The pattern manifested across three distinct technical domains:
Robotics cannot scale without governed action layers, safe interfaces, and real-world telemetry. The data required to train embodied AI systems largely does not exist in publicly available datasets. It resides within operational environments: warehouses, manufacturing facilities, and industrial workflows. Accessing this data depends on deployment rather than acquisition. Deployment at scale, in turn, requires interface layers that allow non-expert operators to configure and control robotic systems safely. Without this foundational infrastructure, robotics deployment remains constrained to controlled, specialist environments.
Agent systems fail without orchestration, permissions, provenance, and policy-aware routing. The technical capability to build autonomous systems that interact with multiple APIs and data sources has matured considerably. What separates successful deployments from failed proofs-of-concept is the orchestration infrastructure required to make those interactions reliable and auditable in production settings. Agents represent a capability layer, but production viability requires underlying infrastructure that handles permissions, tracks provenance, and enforces policy constraints. In enterprise contexts where compliance and security are non-negotiable, this substrate cannot be an afterthought.

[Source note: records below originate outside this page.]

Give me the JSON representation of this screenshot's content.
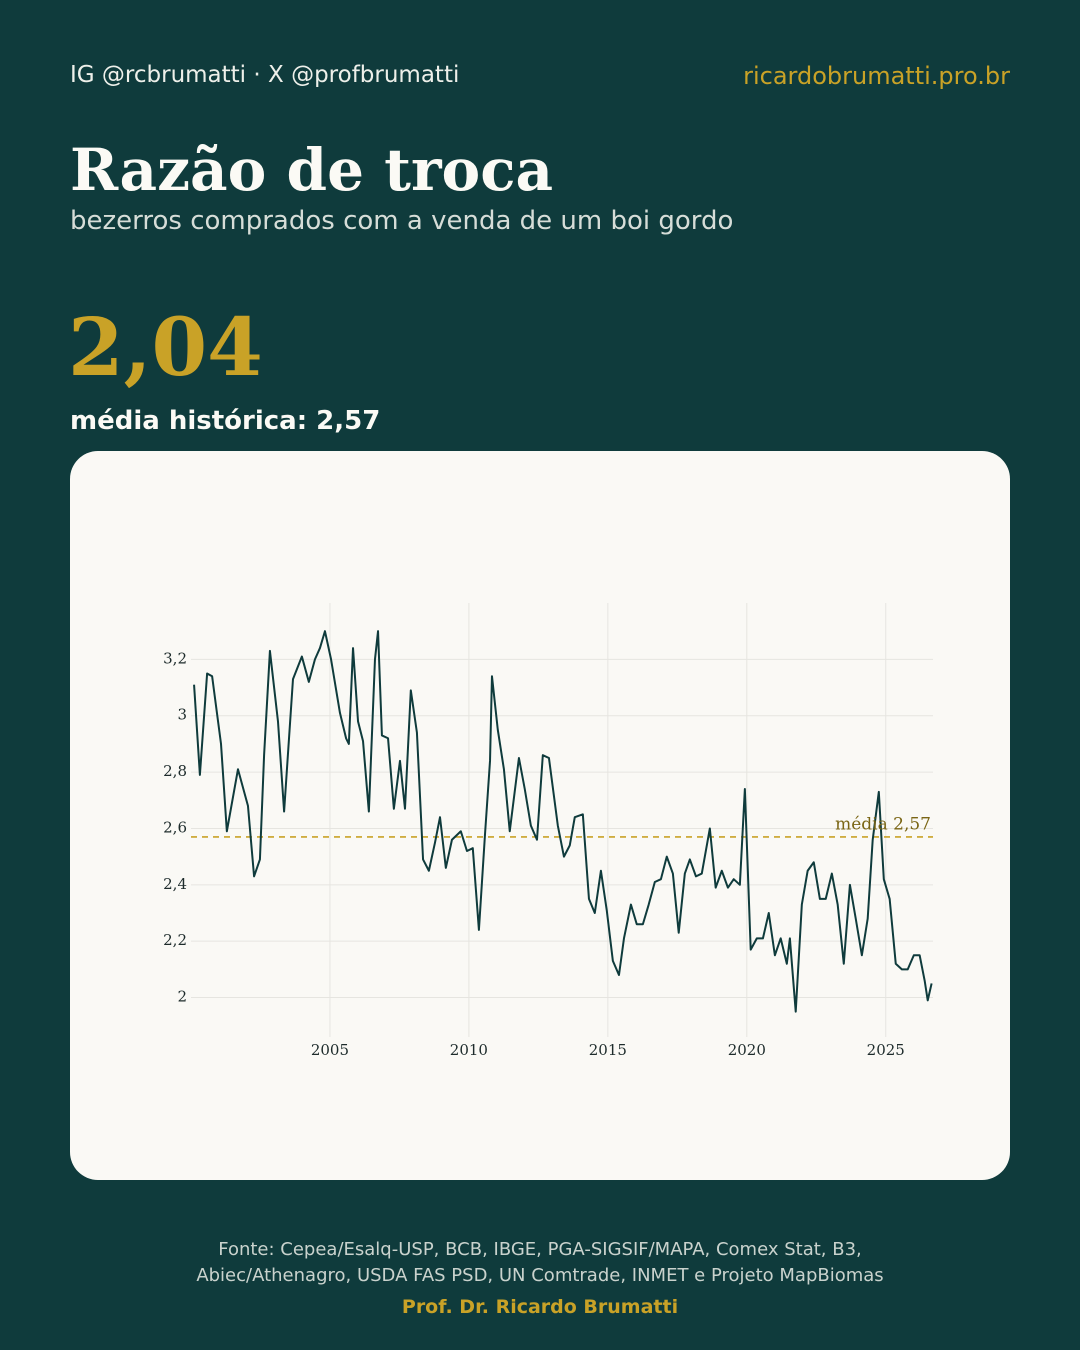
{
  "header": {
    "handle": "IG @rcbrumatti · X @profbrumatti",
    "site": "ricardobrumatti.pro.br",
    "title": "Razão de troca",
    "subtitle": "bezerros comprados com a venda de um boi gordo",
    "headline": "2,04",
    "average_label": "média histórica: 2,57"
  },
  "chart_data": {
    "type": "line",
    "color": "#0f3b3c",
    "x": [
      2000.11,
      2000.32,
      2000.58,
      2000.76,
      2001.08,
      2001.29,
      2001.69,
      2002.05,
      2002.27,
      2002.48,
      2002.63,
      2002.84,
      2003.13,
      2003.35,
      2003.67,
      2003.99,
      2004.24,
      2004.46,
      2004.64,
      2004.82,
      2005.04,
      2005.36,
      2005.58,
      2005.68,
      2005.83,
      2006.01,
      2006.19,
      2006.4,
      2006.62,
      2006.73,
      2006.87,
      2007.09,
      2007.3,
      2007.52,
      2007.7,
      2007.91,
      2008.13,
      2008.35,
      2008.56,
      2008.78,
      2008.96,
      2009.17,
      2009.39,
      2009.71,
      2009.93,
      2010.14,
      2010.36,
      2010.58,
      2010.76,
      2010.83,
      2011.04,
      2011.26,
      2011.47,
      2011.8,
      2012.01,
      2012.23,
      2012.45,
      2012.66,
      2012.88,
      2013.2,
      2013.42,
      2013.63,
      2013.81,
      2014.1,
      2014.32,
      2014.53,
      2014.75,
      2014.96,
      2015.18,
      2015.4,
      2015.58,
      2015.83,
      2016.04,
      2016.26,
      2016.47,
      2016.69,
      2016.91,
      2017.12,
      2017.34,
      2017.55,
      2017.77,
      2017.95,
      2018.17,
      2018.38,
      2018.67,
      2018.88,
      2019.1,
      2019.32,
      2019.53,
      2019.75,
      2019.93,
      2020.14,
      2020.36,
      2020.58,
      2020.79,
      2021.01,
      2021.22,
      2021.44,
      2021.55,
      2021.76,
      2021.98,
      2022.19,
      2022.41,
      2022.63,
      2022.84,
      2023.06,
      2023.27,
      2023.49,
      2023.71,
      2023.92,
      2024.14,
      2024.35,
      2024.53,
      2024.75,
      2024.93,
      2025.14,
      2025.36,
      2025.58,
      2025.79,
      2026.01,
      2026.22,
      2026.4,
      2026.51,
      2026.65
    ],
    "values": [
      3.11,
      2.79,
      3.15,
      3.14,
      2.9,
      2.59,
      2.81,
      2.68,
      2.43,
      2.49,
      2.86,
      3.23,
      2.98,
      2.66,
      3.13,
      3.21,
      3.12,
      3.2,
      3.24,
      3.3,
      3.2,
      3.01,
      2.92,
      2.9,
      3.24,
      2.98,
      2.91,
      2.66,
      3.2,
      3.3,
      2.93,
      2.92,
      2.67,
      2.84,
      2.67,
      3.09,
      2.94,
      2.49,
      2.45,
      2.55,
      2.64,
      2.46,
      2.56,
      2.59,
      2.52,
      2.53,
      2.24,
      2.58,
      2.84,
      3.14,
      2.95,
      2.81,
      2.59,
      2.85,
      2.74,
      2.61,
      2.56,
      2.86,
      2.85,
      2.61,
      2.5,
      2.54,
      2.64,
      2.65,
      2.35,
      2.3,
      2.45,
      2.31,
      2.13,
      2.08,
      2.21,
      2.33,
      2.26,
      2.26,
      2.33,
      2.41,
      2.42,
      2.5,
      2.44,
      2.23,
      2.44,
      2.49,
      2.43,
      2.44,
      2.6,
      2.39,
      2.45,
      2.39,
      2.42,
      2.4,
      2.74,
      2.17,
      2.21,
      2.21,
      2.3,
      2.15,
      2.21,
      2.12,
      2.21,
      1.95,
      2.33,
      2.45,
      2.48,
      2.35,
      2.35,
      2.44,
      2.33,
      2.12,
      2.4,
      2.28,
      2.15,
      2.28,
      2.56,
      2.73,
      2.42,
      2.35,
      2.12,
      2.1,
      2.1,
      2.15,
      2.15,
      2.06,
      1.99,
      2.05
    ],
    "mean": 2.57,
    "mean_color": "#c9a227",
    "annotation": "média 2,57",
    "xlim": [
      2000,
      2026.7
    ],
    "xticks": [
      2005,
      2010,
      2015,
      2020,
      2025
    ],
    "ylim": [
      1.86,
      3.4
    ],
    "yticks": [
      2,
      {
        "value": 2.2,
        "label": "2,2"
      },
      {
        "value": 2.4,
        "label": "2,4"
      },
      {
        "value": 2.6,
        "label": "2,6"
      },
      {
        "value": 2.8,
        "label": "2,8"
      },
      3,
      {
        "value": 3.2,
        "label": "3,2"
      }
    ],
    "grid": true
  },
  "footer": {
    "source": "Fonte: Cepea/Esalq-USP, BCB, IBGE, PGA-SIGSIF/MAPA, Comex Stat, B3, Abiec/Athenagro, USDA FAS PSD, UN Comtrade, INMET e Projeto MapBiomas",
    "author": "Prof. Dr. Ricardo Brumatti"
  }
}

Training automation breaks without runtime observability, stable learning dynamics, and substrate-level optimisation. Traditional approaches to model optimisation involve running extensive hyperparameter searches, hundreds or thousands of discrete training runs to identify optimal configurations. This method does not scale effectively for modern large-scale models. More scalable approaches require systems capable of dynamic optimisation during training: monitoring runtime behaviour, adjusting parameters at granular levels, and maintaining learning stability without continuous manual intervention. Rather than model capacity, the restraint becomes the absence of adaptive training infrastructure.
What production demands
The challenges across these three domains exemplify a broader reality: successful AI adoption requires not only capable models but sophisticated systems that take into consideration the entire modern AI stack, and are designed to scale responsibly.
The characteristics of these systems increasingly align with architectural principles that treat governance, observability, and policy enforcement as foundational. Systems that demonstrate how compute translates into auditable, verifiable results, that enforce policy at runtime rather than relying on retrospective controls. They should optimise for cost, carbon footprint, and jurisdictional requirements together as architectural considerations. The goal lies in enabling scalable AI capabilities that enterprise can actually deploy to deliver genuine business outcomes.
The infrastructure constraints surfaced at Crusoe’s event reflect what founders building at the frontier are encountering in practice. And the gap between model capability and production deployment readiness is crystallising as architectural.
What defines the next decade
The next phase of AI development will be defined less by advances in model performance and more by advances in the systems that make those capabilities governable, observable, and economically sustainable at scale. While model capabilities will undoubtedly continue to improve, the organisations that embed these principles as architectural foundations will be better positioned to bridge the gap between technical potential and realised value.